Mais revenons début mars. Au labo, un masque fait la matinée (6 heures). Puis je l’expose tout l‘après midi au soleil et au vent pour le sécher. Et quelques jours après, il est réutilisé. Il a fait très beau ces quelques semaines. Les premières études montrent une résistance de quelques jours du virus sur les métaux (à part le cuivre) et le plastique.
En milieu humide, il peut résister bien plus longtemps
Sur papier, carton, secs, il ne reste vivant que quelques heures. Je sais bien que toutes ces études demandent à être confirmées. Trouver de l’ARN du virus, ce n’est pas « trouver du virus vivant », et surtout infectieux. Même à travers un FFP2, des petits postillons colporteurs de virus peuvent passer, mais l’objectif n’est pas là : c’est celui d’effondrer globalement la population de virus Cov 2 respirée, grâce à l’ensemble des mesures « barrière ».
Depuis, des scientifiques ont testé des méthodes de décontamination de ces masques en vue de les réutiliser. Passer ces masques au four chaud à 70 °C pendant 30 mn, ça marche. Les poser dans le four sur du bois, ou équivalent. D’autres techniques, plus industrielles, ont été employées dans quelques pays.
Ces masques FFP2, je les ai donc réutilisés plusieurs jours. Et même les chirurgicaux, je n’en avais pas assez pour ne pas les réutiliser, après décontamination, pour les techniciens de labo.
Depuis la pandémie de grippe espagnole de 1917, tous les médecins savent que nous sommes à la merci de virus grippaux agressifs, tant que nous n’avons pas trouvé le vaccin ad hoc.
Mais la contagion, nous l’avons oubliée, la rougeole, la tuberculose, la diphtérie, la coqueluche, toutes ces maladies infectieuses d’avant la vaccination. Dès 1546, la Renaissance Italienne avait vu naître Jerôme Frascator, et sa « contagiosis morbis », la maladie contagieuse. Maladie « sine materia », puisque le microscope est alors inconnu, et que l’immensité et la diversité du peuple microscopique ignorées.
En 2003, les médecins chinois ont montré la seule voie possible pour éviter l’essaimage du virus du SRAS. Eux n’avaient pas oublié, et nous, nous n’avons tenu compte de cette menace que tardivement. Pourtant, un galop d’essai avait bien fonctionné en 2009, avec le virus H1N1, malgré la surestimation de son agressivité.

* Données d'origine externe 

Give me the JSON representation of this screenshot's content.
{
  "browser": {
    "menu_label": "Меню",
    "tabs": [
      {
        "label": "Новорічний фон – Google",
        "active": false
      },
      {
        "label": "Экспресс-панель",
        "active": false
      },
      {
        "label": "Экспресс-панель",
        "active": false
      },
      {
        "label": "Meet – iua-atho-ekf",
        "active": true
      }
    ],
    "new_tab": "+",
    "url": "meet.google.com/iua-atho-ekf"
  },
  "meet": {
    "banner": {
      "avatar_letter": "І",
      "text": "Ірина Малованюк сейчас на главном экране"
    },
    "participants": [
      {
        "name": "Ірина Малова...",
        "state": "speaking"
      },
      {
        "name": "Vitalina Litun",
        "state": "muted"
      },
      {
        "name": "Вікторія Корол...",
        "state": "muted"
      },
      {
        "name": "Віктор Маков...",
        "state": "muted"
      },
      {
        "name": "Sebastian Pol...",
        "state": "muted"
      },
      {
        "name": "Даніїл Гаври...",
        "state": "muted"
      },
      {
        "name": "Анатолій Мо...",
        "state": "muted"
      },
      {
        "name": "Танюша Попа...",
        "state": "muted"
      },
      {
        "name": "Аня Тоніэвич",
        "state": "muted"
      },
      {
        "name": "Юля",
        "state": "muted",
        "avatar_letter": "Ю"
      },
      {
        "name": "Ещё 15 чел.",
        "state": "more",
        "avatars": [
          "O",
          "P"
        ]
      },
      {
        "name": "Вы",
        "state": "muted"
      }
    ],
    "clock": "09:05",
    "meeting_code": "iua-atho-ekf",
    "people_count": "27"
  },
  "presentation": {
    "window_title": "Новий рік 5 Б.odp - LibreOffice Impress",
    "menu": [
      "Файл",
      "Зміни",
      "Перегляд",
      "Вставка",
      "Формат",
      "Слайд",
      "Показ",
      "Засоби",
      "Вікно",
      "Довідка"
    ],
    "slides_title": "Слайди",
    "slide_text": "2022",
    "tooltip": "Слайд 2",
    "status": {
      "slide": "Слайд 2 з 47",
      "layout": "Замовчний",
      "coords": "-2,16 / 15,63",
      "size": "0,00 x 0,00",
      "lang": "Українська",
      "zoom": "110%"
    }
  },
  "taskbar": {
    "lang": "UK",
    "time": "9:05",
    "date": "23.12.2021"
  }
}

Le masque, un objet de rien du tout
Entre 2009 et 2019, dix ans d’inconséquence, d’ignorance. Pendant ces quelques semaines, je n’ai guère eu le temps de me pencher sur les avatars de ces masques. On les a réutilisés, contre toute recommandation, parce qu’on préférait en avoir sur le nez plutôt que rien. Au début, on a pensé à la stérilisation UV, mais en pratique, elle abime le textile en polypropylène. On a donné aux patients “à risque” des masques en tissu fabriqués artisanalement par une personne bienveillante.
Bref, on s’est débrouillé.
Loin des décideurs, qui déclaraient devant les micros, imprégnés de leur très haut sens des responsabilités, « on ne fait pas joujou avec les péremptions des FFP2 »

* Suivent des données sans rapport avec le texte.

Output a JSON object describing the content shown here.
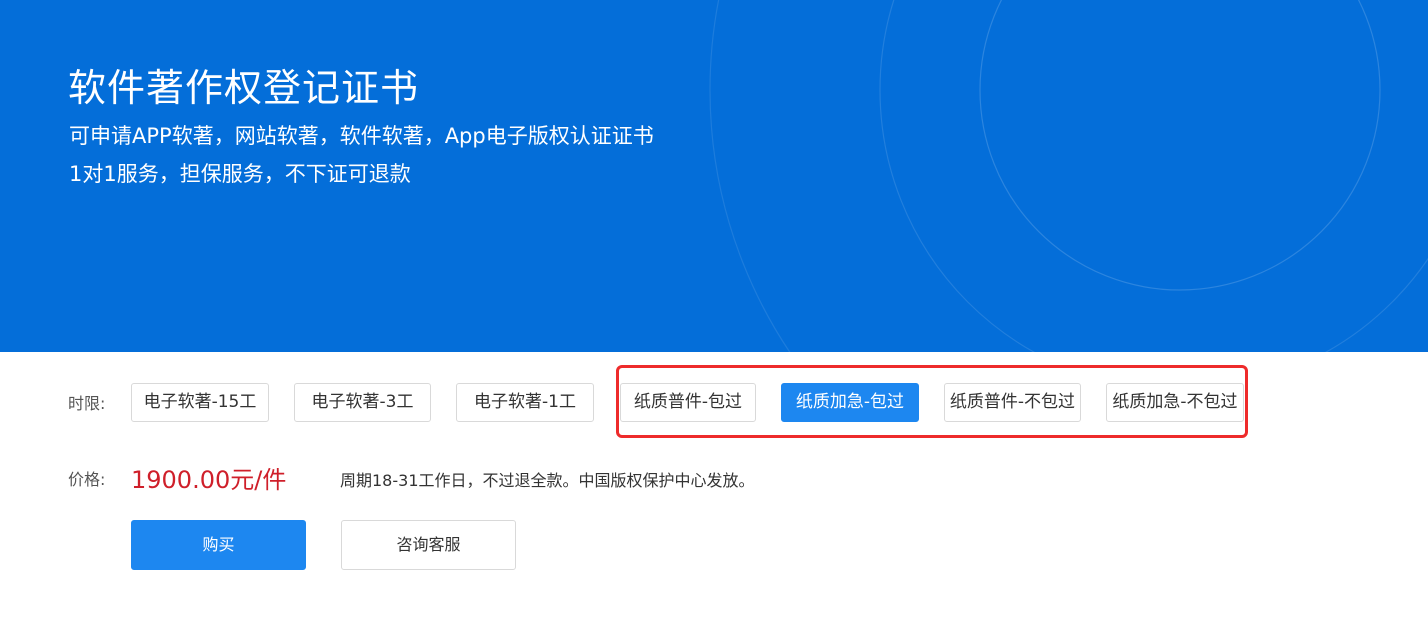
{
  "hero": {
    "title": "软件著作权登记证书",
    "subtitle_1": "可申请APP软著，网站软著，软件软著，App电子版权认证证书",
    "subtitle_2": "1对1服务，担保服务，不下证可退款"
  },
  "options": {
    "label": "时限:",
    "items": [
      {
        "label": "电子软著-15工"
      },
      {
        "label": "电子软著-3工"
      },
      {
        "label": "电子软著-1工"
      },
      {
        "label": "纸质普件-包过"
      },
      {
        "label": "纸质加急-包过",
        "selected": true
      },
      {
        "label": "纸质普件-不包过"
      },
      {
        "label": "纸质加急-不包过"
      }
    ]
  },
  "price": {
    "label": "价格:",
    "value": "1900.00元/件",
    "note": "周期18-31工作日，不过退全款。中国版权保护中心发放。"
  },
  "actions": {
    "buy_label": "购买",
    "consult_label": "咨询客服"
  },
  "colors": {
    "hero_bg": "#046ed9",
    "accent": "#1d87f0",
    "price": "#cf1f2a",
    "highlight_border": "#ee2b2b"
  }
}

Avant la crise, 80 % des masques, FFP2 et chirurgicaux étaient produits par la Chine. Chercher l’erreur. Il est bien naturel que ces masques aient d’abord aidé les Chinois…Qui n ‘en produisaient même pas assez pour Wuhan… Dès Janvier, ils avaient demandé, et reçu, des millions de masques de l’aide internationale. On conçoit donc facilement, fabrication chinoise ou pas, l’extrême importance de ce qu’on appelle « le stock stratégique ».
Notion bien lointaine des gestionnaires, néo-apôtres de la nouvelle religion du« flux tendu ».